As for basing storm-water charges on how much water a customer uses, “What if you and I are neighbors and you live alone but I have four daughters, which I do,” Hanley said.
“My house is using a lot more water, but our lawn and our driveway and roof are not necessarily contributing any more storm water to the system,” he said. Instead, the storm-water volume depends on how much of a given property doesn’t absorb rainfall, what’s called the “impervious surface area.”
Thus, owners of a tiny house and huge lawn shouldn’t pay as much for storm water as folks with the opposite – a large house and tiny yard. The idea is to tailor the fee to exactly how much storm water each property sloshes into the street’s sewer grates.
As costly as these lawsuits have been to community coffers, in virtually every case the local government was able to pay off the settlement from its general fund – no borrowing necessary, Hanley said.
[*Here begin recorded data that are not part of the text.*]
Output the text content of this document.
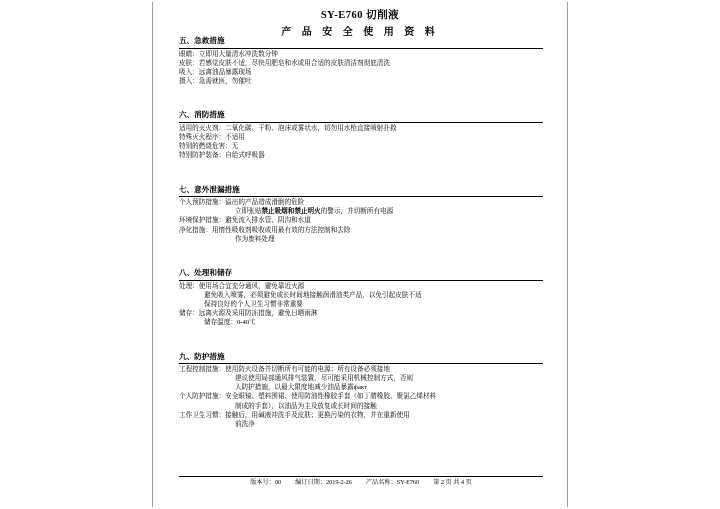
SY-E760 切削液
产 品 安 全 使 用 资 料
五、急救措施
眼睛： 立即用大量清水冲洗数分钟
皮肤： 若感觉皮肤不适，尽快用肥皂和水或用合适的皮肤清洁剂彻底清洗
吸入： 远离油品暴露现场
摄入： 急需就医，勿催吐
六、消防措施
适用的灭火剂： 二氧化碳、干粉、泡沫或雾状水，切勿用水枪直接喷射扑救
特殊灭火程序： 不适用
特别的燃烧危害： 无
特别防护装备： 自给式呼吸器
七、意外泄漏措施
个人预防措施： 溢出的产品造成滑倒的危险
立即张贴 禁止吸烟和禁止明火的警示，并切断所有电源
环境保护措施： 避免流入排水管、阴沟和水道
净化措施： 用惰性吸收剂吸收或用最有效的方法控制和去除
作为废料处理
八、处理和储存
处理： 使用场合宜充分通风，避免靠近火源
避免吸入喷雾，必须避免或长时间地接触润滑油类产品，以免引起皮肤不适
保持良好的个人卫生习惯非常重要
储存： 远离火源及采用防冻措施，避免日晒雨淋
储存温度：0-40℃
九、防护措施
工程控制措施： 使用防火设备并切断所有可能的电源；所有设备必须接地
建议使用局部通风排气装置，尽可能采用机械控制方式，否则
人防护措施，以最大限度地减少油品暴露факт
个人防护措施： 安全眼镜、塑料围裙、使用防油性橡胶手套（如丁腈橡胶、聚氯乙烯材料
制成的手套），以油品为主及放复或长时间的接触
工作卫生习惯： 接触后，用碱液冲洗手及皮肤；更换污染的衣物，并在重新使用
前洗净
版本号：00 编订日期：2019-2-26 产品名称：SY-E760 第 2 页 共 4 页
And Kickham Hanley’s legal victories have been the catalyst for getting communities to shift their billing practices. In the firm’s case against Detroit, it was businesses – not residents – who sued to stop tens of millions of dollars in unfair “drainage charges,” according to legal documents. The lawsuit not only won, it drew praise from the court that the law firm had exposed unfair billing practices and “provided a substantial benefit to society,” according to the Final Judgement and Order issued in February by Wayne County Circuit Judge John A. Murphy.
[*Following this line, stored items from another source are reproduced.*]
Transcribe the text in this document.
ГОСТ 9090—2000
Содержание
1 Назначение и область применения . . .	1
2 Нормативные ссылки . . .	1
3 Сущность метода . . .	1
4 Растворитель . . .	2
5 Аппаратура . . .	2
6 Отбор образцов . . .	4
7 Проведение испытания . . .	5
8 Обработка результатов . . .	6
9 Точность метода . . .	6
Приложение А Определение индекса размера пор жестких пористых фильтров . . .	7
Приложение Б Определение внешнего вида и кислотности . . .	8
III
Still, it’s an expensive way to right a wrong, said John LaMacchia of the Michigan Municipal League, a major association of city and village officials. Some of the cases amount to costly nit-picking, said LaMacchia, the group’s assistant director of state and federal affairs.
One nit picker was the recent judgment against Bloomfield Township, LaMacchia said. It requires the township from now on to “explicitly document payment of the cost of water that passes through fire hoses,” and to show that its cost is covered by the township’s general fund, not by residents’ water and sewer charges, according to a judge’s order.
Not so nit picky, however, was the rest of the judge’s order – requiring Bloomfield Township to pay a $3.7-million settlement, of which the law firm can be expected to receive about one-third, after about two-thirds is distributed to the community’s water and sewer customers.
Such lawsuits “are taking advantage of a loophole” that a new state law would close if Lansing’s lawmakers support it this fall, after more than a year of dickering, LaMacchia said. Unfortunately, too many lawmakers have blocked passage because they think the proposed law “would give communities more taxing power – that’s not true,” he said.
Instead, the state House and Senate proposals would create a model that any community could copy for revising its storm water and other utility charges, making them lawsuit-proof, said state Sen. Marty Knollenberg, R-Troy.
Knollenberg, who sponsored the Senate version, Senate Bill 756, said the new law “would create one statewide standard for everyone to follow.”
The sponsor on the House side, state Rep. Mike McCready, R-Birmingham, said his version is House Bill 4100. McCready, the former mayor of Bloomfield Hills, sounded less than generous – but certainly amusing – in how he described the situation, making a pun of the law firm’s name:
“I say kick ’em, hand ’em and steal have been at this for far too long.”